The results for the overestimation terms show that Sglobal is not necessarily a good choice. As shown here for the remote array, there are cases in which Sglobal leads to an increased absolute overestimation at lower actual SAR values, leading to a disproportionately high relative overestimation. In this case, even a fixed overestimation (Sdiag) is preferable. Using an overestimation term that approximates actual local SAR (Slocal) proved preferable in this work, since it was at least as good as using Sglobal. The Slocal approach does not require any changes to the pulse calculation or pulse supervision software.

The overall best results for maximum relative overestimation were obtained using the Double VOP approach. A downside of this approach is the fact that the set of VOPs after compression is not directly compatible with previous algorithms for pulse calculation or supervision, since the results for two separate sets of VOPs have to be calculated and subsequently added up. Therefore, using this approach necessitates some software adaptations. While the implementation in many pulse calculation algorithms might be tricky because of having to implement the maximum of the VOP set used to calculate the overestimation term, the implementation into SAR supervision is straightforward. The calculation effort when calculating NVOPs VOPs in addition to NVOPs,pre pre-calculated VOPs should be almost the same as using the same number VOPs in the standard algorithm: NVOPs,standard = NVOPs NVOPs,pre. In this case, only NVOPs more addition operations are necessary in comparison to the standard method, which is not much effort considering that calculating the SAR for a single VOP in an eight-channel configuration takes 63 addition operations and 72 multiplication operations.

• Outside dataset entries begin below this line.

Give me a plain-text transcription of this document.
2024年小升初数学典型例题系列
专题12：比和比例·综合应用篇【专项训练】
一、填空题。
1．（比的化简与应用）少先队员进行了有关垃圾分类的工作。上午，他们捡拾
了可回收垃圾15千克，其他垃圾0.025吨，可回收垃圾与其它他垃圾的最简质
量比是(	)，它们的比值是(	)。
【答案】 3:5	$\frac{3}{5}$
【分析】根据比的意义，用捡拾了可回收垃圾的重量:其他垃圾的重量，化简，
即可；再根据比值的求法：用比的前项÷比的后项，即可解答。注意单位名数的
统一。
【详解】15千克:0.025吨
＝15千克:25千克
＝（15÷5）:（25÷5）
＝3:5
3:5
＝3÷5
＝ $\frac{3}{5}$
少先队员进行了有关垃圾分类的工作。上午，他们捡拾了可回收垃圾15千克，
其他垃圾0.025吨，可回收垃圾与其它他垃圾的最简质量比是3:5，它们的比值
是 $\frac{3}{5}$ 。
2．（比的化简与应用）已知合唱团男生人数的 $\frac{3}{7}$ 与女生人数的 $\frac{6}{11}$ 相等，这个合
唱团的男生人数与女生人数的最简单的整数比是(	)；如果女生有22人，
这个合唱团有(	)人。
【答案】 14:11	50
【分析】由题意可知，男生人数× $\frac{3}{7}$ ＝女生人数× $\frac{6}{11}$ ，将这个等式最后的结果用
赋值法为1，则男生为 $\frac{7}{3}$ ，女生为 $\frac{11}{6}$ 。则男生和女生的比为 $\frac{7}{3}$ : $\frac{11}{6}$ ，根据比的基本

Using the proposed strategies Slocal and Double VOP, the number of VOPs could be reduced by around 20% while obtaining the same maximum relative overestimation in comparison to the original Lee algorithm. Overall, the two presented strategies provide a trade-off between maximum relative overestimation and maximum absolute overestimation.

Conclusion

In this paper, we present two strategies to reduce maximum relative overestimation in VOP compression. Both strategies are able to reduce the maximum relative overestimation for a fixed number of VOPs. Furthermore, we show that using global SAR for the overestimation term is not necessarily a good choice. Using the strategies proposed in this paper can lead to enhanced performance of VOP compressions and therefore more exact and/or faster calculation of local SAR. Practically, this implies improved performance of multi-channel RF arrays in pTx applications.